Einkoppelkondensator

HFin

RF input signal

12

Auxiliary transistor drain

14

Auxiliary transistor source terminal

16

Auxiliary transistor gate

22

Main transistor drain

24

Main transistor source terminal

26

Main transistor gate

T3

main transistor

T4

auxiliary transistor

G31

Main transistor control gate terminal

G32

second Haupttransitorgateanschluss

G41

Auxiliary transistor control gate terminal

G42

second Auxiliary transistor gate

30

low pass filter

R

resistance

C

capacitor

40 40 '

circuit chip

Claims (7)

High-frequency amplifier with the following features: a main transistor (T1; T3) for amplifying a control connection ( 26 ; G31) the same coupled RF signal (HFin); an auxiliary transistor (T2; T4) for setting the operating point of the main transistor (T1; T3); and one between the control connection ( 26 ; G31) of the main transistor (T1; T3) and a control connection ( 16 ; G41) of the auxiliary transistor (T2; T4) switched low-pass filter ( 30 ). High-frequency amplifier according to Claim 1, in which the low-pass filter ( 30 ) has a series resistance (R) or a series inductance and a parallel capacitance (C).

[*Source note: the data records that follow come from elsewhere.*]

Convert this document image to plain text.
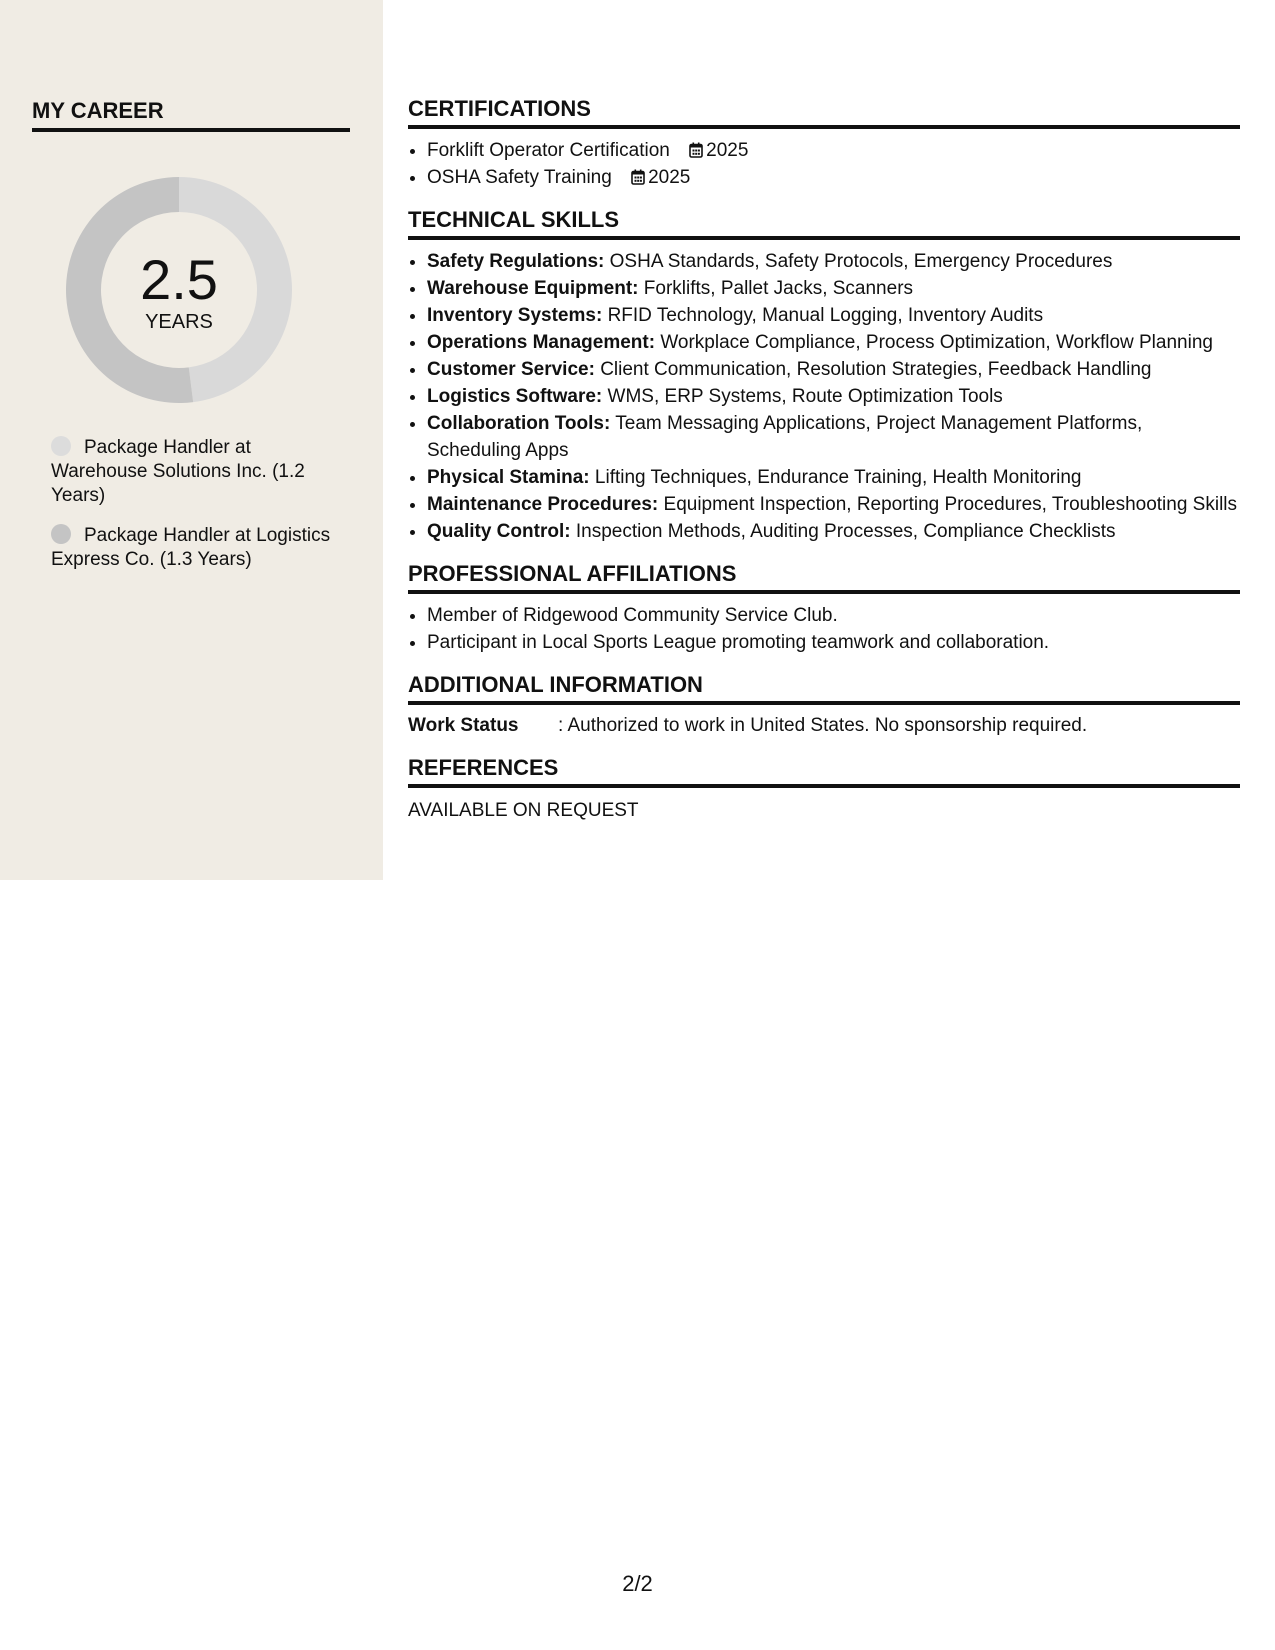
MY CAREER
2.5
YEARS
Package Handler at Warehouse Solutions Inc. (1.2 Years)
Package Handler at Logistics Express Co. (1.3 Years)
CERTIFICATIONS
• Forklift Operator Certification 2025
• OSHA Safety Training 2025
TECHNICAL SKILLS
• Safety Regulations: OSHA Standards, Safety Protocols, Emergency Procedures
• Warehouse Equipment: Forklifts, Pallet Jacks, Scanners
• Inventory Systems: RFID Technology, Manual Logging, Inventory Audits
• Operations Management: Workplace Compliance, Process Optimization, Workflow Planning
• Customer Service: Client Communication, Resolution Strategies, Feedback Handling
• Logistics Software: WMS, ERP Systems, Route Optimization Tools
• Collaboration Tools: Team Messaging Applications, Project Management Platforms, Scheduling Apps
• Physical Stamina: Lifting Techniques, Endurance Training, Health Monitoring
• Maintenance Procedures: Equipment Inspection, Reporting Procedures, Troubleshooting Skills
• Quality Control: Inspection Methods, Auditing Processes, Compliance Checklists
PROFESSIONAL AFFILIATIONS
• Member of Ridgewood Community Service Club.
• Participant in Local Sports League promoting teamwork and collaboration.
ADDITIONAL INFORMATION
Work Status : Authorized to work in United States. No sponsorship required.
REFERENCES

AVAILABLE ON REQUEST

2/2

High-frequency amplifier according to Claim 1 or 2, in which the main transistor (T1; T3) and the auxiliary transistor (T2; T4) are field-effect transistors and the respective control connections ( 16 . 26 ; G31, G41) are gate connections of the field effect transistors. High-frequency amplifier according to Claim 3, in which a source / drain connection ( 12 ) of the auxiliary transistor (T2; T4) with the same signal as the gate connection ( 26 ; G31) of the main transistor (T1; T3) is coupled and the other source / drain connection ( 14 ) of the auxiliary transistor (T2; T4) with a source / drain connection ( 24 ) of the main transistor (T1; T3) is coupled in the same signal. RF amplifier according to claim 3 or 4, in which the field effect transistors multi-gate field effect transistors (T3, T4), the control connections (G31, G41) control gate connections of the Multi-gate field effect transistors are. High-frequency amplifier according to one of Claims 3 to 5, in which the low-pass filter ( 30 ) has a parallel capacitance (C) which is between the gate connection ( 16 ; G41) of the auxiliary transistor and a source / drain connection of the same. High-frequency amplifier according to one of Claims 1 to 6, furthermore a device (Rb, Vdd) for applying a DC signal potential to the control connection ( 26 ; G31) of the main transistor (T1; T3).